Select your dataset and format it in a legible way (for example: date, user, inputs).
Consider your most pressing research questions and draft prompts such as:
- Identify and prioritize clients’ key needs and challenges to guide the design of user-focused solutions.
- Analyze and categorize common responses to establish trends and priorities.
- Delve deeper into the nature of customer inquiries to provide a detailed understanding of recurring themes.
- Develop actionable recommendations for implementing customer-centric strategies that address the most pressing issues identified.
Run some of your own analog analysis and select random data points to compare with the analysis by the AI. Sometimes AI “hallucinates” or fabricates incorrect information, so make sure to review for quality.
Speak with your AI as a thought partner and continue to iterate prompts to get the answers you need. For example, AI might identify several common pain points like “Clients commonly get stuck resetting their login and password information.” You might follow up with prompts that ask it to generate specific examples and quotes.

Understanding client needs in Connecticut

In Connecticut, Code for America worked on deploying a text message system to support SNAP renewals. As thousands of text message responses came in, we wanted to know the top concerns that customers were responding with. AI offered comparable analyses on common pain points, top reasons clients sought assistance, and the most common technical issues. It also offered similar technical intervention solutions—such as providing multiple communication channels for client support, collaboration with community partners, and expanding self-service options.

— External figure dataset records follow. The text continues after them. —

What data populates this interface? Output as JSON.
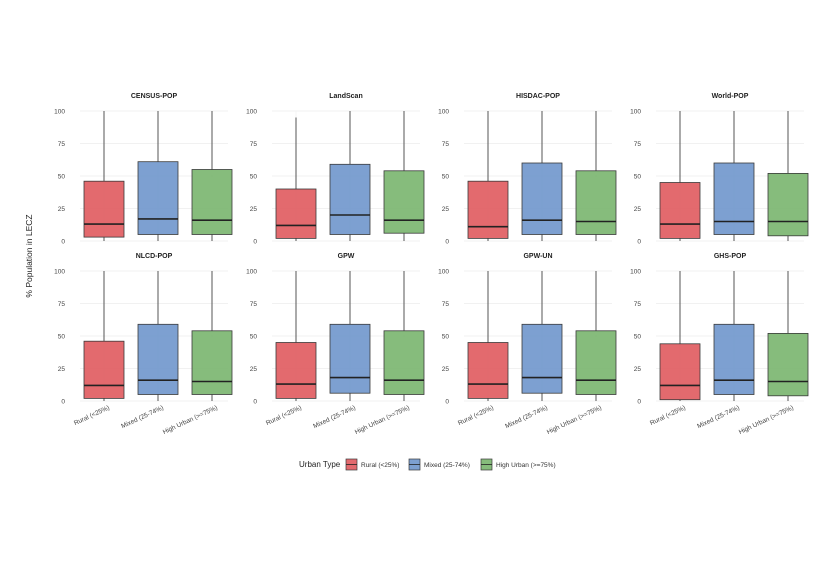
{
  "chart_data": {
    "type": "boxplot",
    "ylabel": "% Population in LECZ",
    "ylim": [
      0,
      100
    ],
    "yticks": [
      0,
      25,
      50,
      75,
      100
    ],
    "categories": [
      "Rural (<25%)",
      "Mixed (25-74%)",
      "High Urban (>=75%)"
    ],
    "colors": [
      "#e05a5e",
      "#6f96cc",
      "#79b56e"
    ],
    "legend": {
      "title": "Urban Type",
      "placement": "bottom",
      "entries": [
        "Rural (<25%)",
        "Mixed (25-74%)",
        "High Urban (>=75%)"
      ]
    },
    "grid": true,
    "panels": [
      {
        "title": "CENSUS-POP",
        "boxes": [
          {
            "min": 0,
            "q1": 3,
            "median": 13,
            "q3": 46,
            "max": 100
          },
          {
            "min": 0,
            "q1": 5,
            "median": 17,
            "q3": 61,
            "max": 100
          },
          {
            "min": 0,
            "q1": 5,
            "median": 16,
            "q3": 55,
            "max": 100
          }
        ]
      },
      {
        "title": "LandScan",
        "boxes": [
          {
            "min": 0,
            "q1": 2,
            "median": 12,
            "q3": 40,
            "max": 95
          },
          {
            "min": 0,
            "q1": 5,
            "median": 20,
            "q3": 59,
            "max": 100
          },
          {
            "min": 0,
            "q1": 6,
            "median": 16,
            "q3": 54,
            "max": 100
          }
        ]
      },
      {
        "title": "HISDAC-POP",
        "boxes": [
          {
            "min": 0,
            "q1": 2,
            "median": 11,
            "q3": 46,
            "max": 100
          },
          {
            "min": 0,
            "q1": 5,
            "median": 16,
            "q3": 60,
            "max": 100
          },
          {
            "min": 0,
            "q1": 5,
            "median": 15,
            "q3": 54,
            "max": 100
          }
        ]
      },
      {
        "title": "World-POP",
        "boxes": [
          {
            "min": 0,
            "q1": 2,
            "median": 13,
            "q3": 45,
            "max": 100
          },
          {
            "min": 0,
            "q1": 5,
            "median": 15,
            "q3": 60,
            "max": 100
          },
          {
            "min": 0,
            "q1": 4,
            "median": 15,
            "q3": 52,
            "max": 100
          }
        ]
      },
      {
        "title": "NLCD-POP",
        "boxes": [
          {
            "min": 0,
            "q1": 2,
            "median": 12,
            "q3": 46,
            "max": 100
          },
          {
            "min": 0,
            "q1": 5,
            "median": 16,
            "q3": 59,
            "max": 100
          },
          {
            "min": 0,
            "q1": 5,
            "median": 15,
            "q3": 54,
            "max": 100
          }
        ]
      },
      {
        "title": "GPW",
        "boxes": [
          {
            "min": 0,
            "q1": 2,
            "median": 13,
            "q3": 45,
            "max": 100
          },
          {
            "min": 0,
            "q1": 6,
            "median": 18,
            "q3": 59,
            "max": 100
          },
          {
            "min": 0,
            "q1": 5,
            "median": 16,
            "q3": 54,
            "max": 100
          }
        ]
      },
      {
        "title": "GPW-UN",
        "boxes": [
          {
            "min": 0,
            "q1": 2,
            "median": 13,
            "q3": 45,
            "max": 100
          },
          {
            "min": 0,
            "q1": 6,
            "median": 18,
            "q3": 59,
            "max": 100
          },
          {
            "min": 0,
            "q1": 5,
            "median": 16,
            "q3": 54,
            "max": 100
          }
        ]
      },
      {
        "title": "GHS-POP",
        "boxes": [
          {
            "min": 0,
            "q1": 1,
            "median": 12,
            "q3": 44,
            "max": 100
          },
          {
            "min": 0,
            "q1": 5,
            "median": 16,
            "q3": 59,
            "max": 100
          },
          {
            "min": 0,
            "q1": 4,
            "median": 15,
            "q3": 52,
            "max": 100
          }
        ]
      }
    ]
  }
}
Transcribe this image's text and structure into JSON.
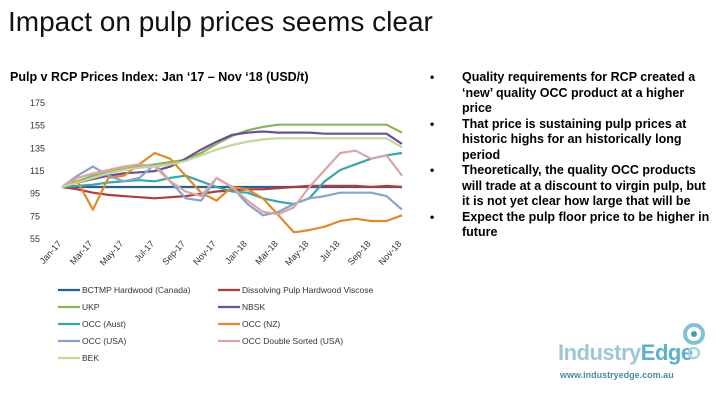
{
  "slide": {
    "title": "Impact on pulp prices seems clear",
    "subtitle": "Pulp v RCP Prices Index: Jan ‘17 – Nov ‘18 (USD/t)",
    "bullets": [
      "Quality requirements for RCP created a ‘new’ quality OCC product at a higher price",
      "That price is sustaining pulp prices at historic highs for an historically long period",
      "Theoretically, the quality OCC products will trade at a discount to virgin pulp, but it is not yet clear how large that will be",
      "Expect the pulp floor price to be higher in future"
    ],
    "bullet_marker": "•",
    "logo": {
      "word1": "Industry",
      "word2": "Edge"
    },
    "website": "www.industryedge.com.au"
  },
  "chart_data": {
    "type": "line",
    "title": "Pulp v RCP Prices Index: Jan ‘17 – Nov ‘18 (USD/t)",
    "ylim": [
      55,
      175
    ],
    "yticks": [
      55,
      75,
      95,
      115,
      135,
      155,
      175
    ],
    "grid": false,
    "legend_position": "bottom",
    "tick_labels": [
      "Jan-17",
      "Mar-17",
      "May-17",
      "Jul-17",
      "Sep-17",
      "Nov-17",
      "Jan-18",
      "Mar-18",
      "May-18",
      "Jul-18",
      "Sep-18",
      "Nov-18"
    ],
    "x": [
      "Jan-17",
      "Feb-17",
      "Mar-17",
      "Apr-17",
      "May-17",
      "Jun-17",
      "Jul-17",
      "Aug-17",
      "Sep-17",
      "Oct-17",
      "Nov-17",
      "Dec-17",
      "Jan-18",
      "Feb-18",
      "Mar-18",
      "Apr-18",
      "May-18",
      "Jun-18",
      "Jul-18",
      "Aug-18",
      "Sep-18",
      "Oct-18",
      "Nov-18"
    ],
    "series": [
      {
        "name": "BCTMP Hardwood (Canada)",
        "color": "#2f5f8a",
        "values": [
          100,
          100,
          100,
          100,
          100,
          100,
          100,
          100,
          100,
          100,
          100,
          100,
          100,
          100,
          100,
          100,
          100,
          100,
          100,
          100,
          100,
          100,
          100
        ]
      },
      {
        "name": "Dissolving Pulp Hardwood Viscose",
        "color": "#b03c3c",
        "values": [
          100,
          98,
          95,
          93,
          92,
          91,
          90,
          91,
          92,
          94,
          96,
          97,
          98,
          98,
          99,
          100,
          101,
          101,
          101,
          101,
          100,
          101,
          100
        ]
      },
      {
        "name": "UKP",
        "color": "#8db356",
        "values": [
          100,
          105,
          110,
          113,
          116,
          118,
          120,
          122,
          124,
          130,
          138,
          145,
          150,
          153,
          155,
          155,
          155,
          155,
          155,
          155,
          155,
          155,
          148
        ]
      },
      {
        "name": "NBSK",
        "color": "#6a4f9a",
        "values": [
          100,
          104,
          107,
          110,
          112,
          113,
          114,
          118,
          125,
          133,
          140,
          146,
          148,
          149,
          148,
          148,
          148,
          147,
          147,
          147,
          147,
          147,
          138
        ]
      },
      {
        "name": "OCC (Aust)",
        "color": "#3aa7a7",
        "values": [
          100,
          101,
          102,
          104,
          105,
          106,
          105,
          108,
          110,
          105,
          100,
          96,
          95,
          90,
          87,
          85,
          90,
          105,
          115,
          120,
          125,
          128,
          130
        ]
      },
      {
        "name": "OCC (NZ)",
        "color": "#e08a2e",
        "values": [
          100,
          105,
          80,
          108,
          110,
          120,
          130,
          125,
          110,
          95,
          88,
          100,
          98,
          90,
          75,
          60,
          62,
          65,
          70,
          72,
          70,
          70,
          75
        ]
      },
      {
        "name": "OCC (USA)",
        "color": "#8aa3c8",
        "values": [
          100,
          110,
          118,
          110,
          105,
          108,
          120,
          105,
          90,
          88,
          108,
          100,
          85,
          75,
          78,
          85,
          90,
          92,
          95,
          95,
          95,
          92,
          80
        ]
      },
      {
        "name": "OCC Double Sorted (USA)",
        "color": "#d9a5a5",
        "values": [
          100,
          108,
          112,
          115,
          118,
          120,
          118,
          105,
          96,
          92,
          108,
          100,
          88,
          78,
          76,
          82,
          100,
          115,
          130,
          132,
          125,
          128,
          110
        ]
      },
      {
        "name": "BEK",
        "color": "#c3d69b",
        "values": [
          100,
          104,
          108,
          112,
          115,
          117,
          118,
          120,
          123,
          128,
          133,
          137,
          140,
          142,
          143,
          143,
          143,
          143,
          143,
          143,
          143,
          143,
          135
        ]
      }
    ],
    "icons": {
      "logo": "industry-edge-logo"
    }
  }
}
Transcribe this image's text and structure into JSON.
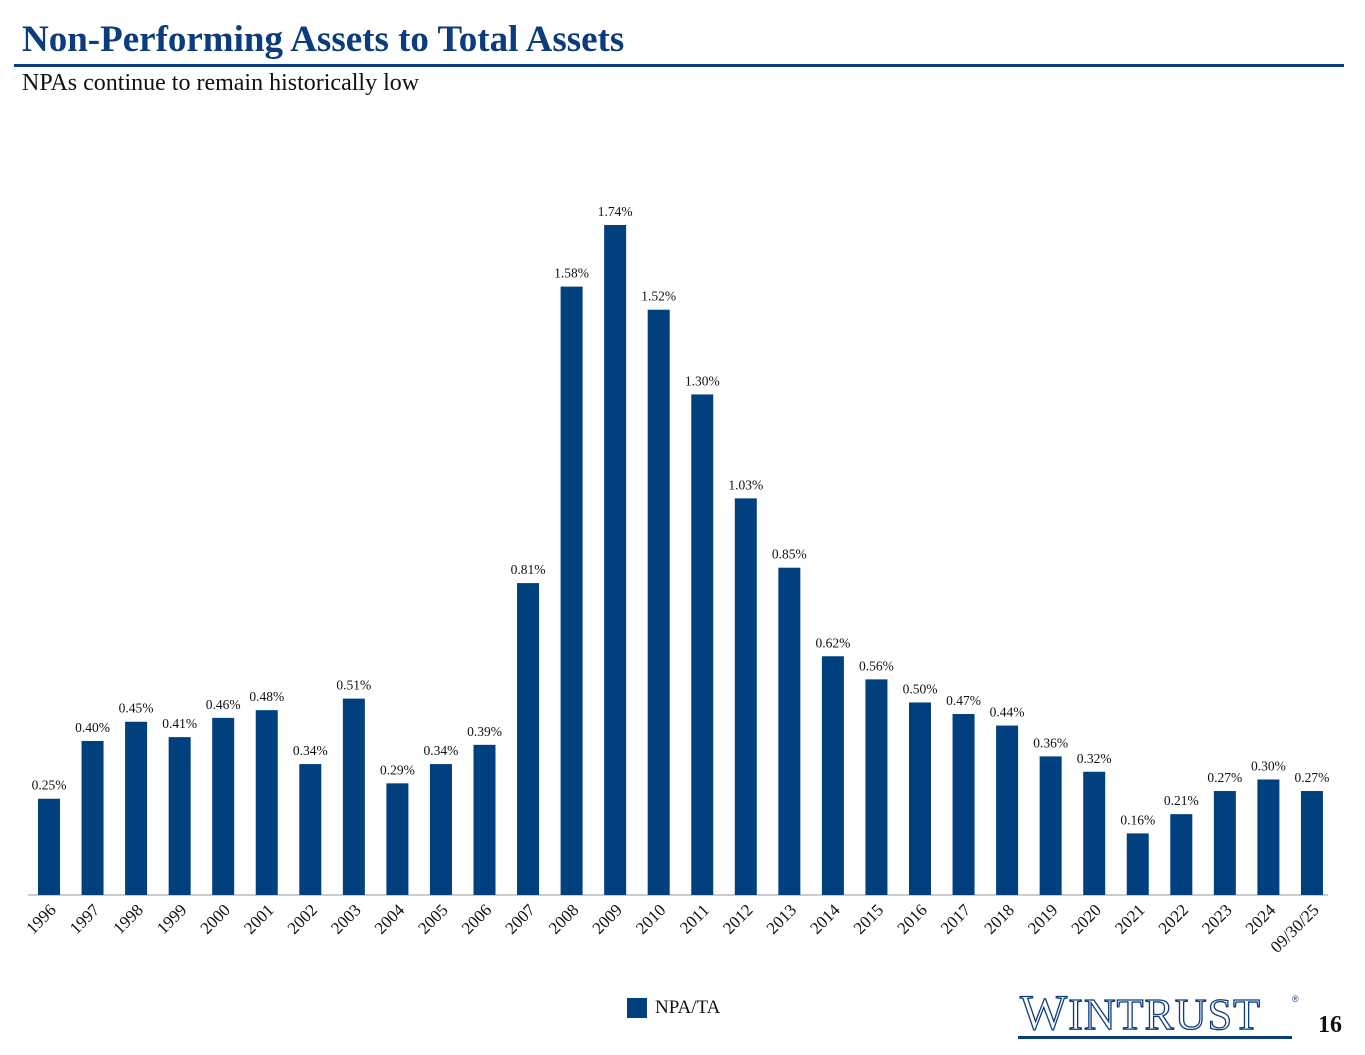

Ways to mitigate risks associated with analyzing data using an AI model

The first risk we addressed in our experiments was data security and privacy. When using an AI model, data should be treated in a way that adheres to your organization’s terms of use and in which any personally identifiable information (PII) that is not absolutely necessary for analysis should be excluded. PII includes things like addresses, names, contact information, and any other unique identifier that can be used to trace clients’ identities back to them. There are tools that can automate this process by redacting PII from large datasets (our team used Amazon Comprehend). Not all AI models have the same privacy and security measures, and certain AI models have higher standards of security and privacy measures built in.

The second risk we addressed in our experiments was data validity and reliability. To make sure that the AI model we used reached the same conclusions we would, we chose to recreate past project analyses to compare against our own completed deliverables. We tested various prompts to do this, including counts of how often various types of client feedback came up, which we compared against our own tags in our code books, and summaries of key themes, which we compared against our own affinity maps and synthesis. Reviewing the AI outputs against our own allowed us to refine our prompts to get results that most closely mirrored our own, spot hallucinations, and ensure our full dataset was being analyzed.

Researchers may decide against the use of an AI tool if the process does not yield the intended results for the task at hand—that’s okay! AI models and their capabilities are rapidly evolving, so continuous improvement and refinement to documented processes should be expected.

Integrating AI into a research practice

Researchers within a team or organization likely have varying degrees of experience and confidence using AI models. But following the simple steps outlined above, research teams should feel empowered to lead experiments using their expertise in data analysis and synthesis to evaluate and refine AI-generated output. Researchers may decide against the use of an AI tool if the process does not yield the intended results for the task at hand—that’s okay! AI models and their capabilities are rapidly evolving, so continuous improvement and refinement to documented processes should be expected. Starting with small experiments can help researchers identify where and when in the research process an AI model could help—the key is to approach AI as a partner in research, complementing the team’s expertise rather than replacing it.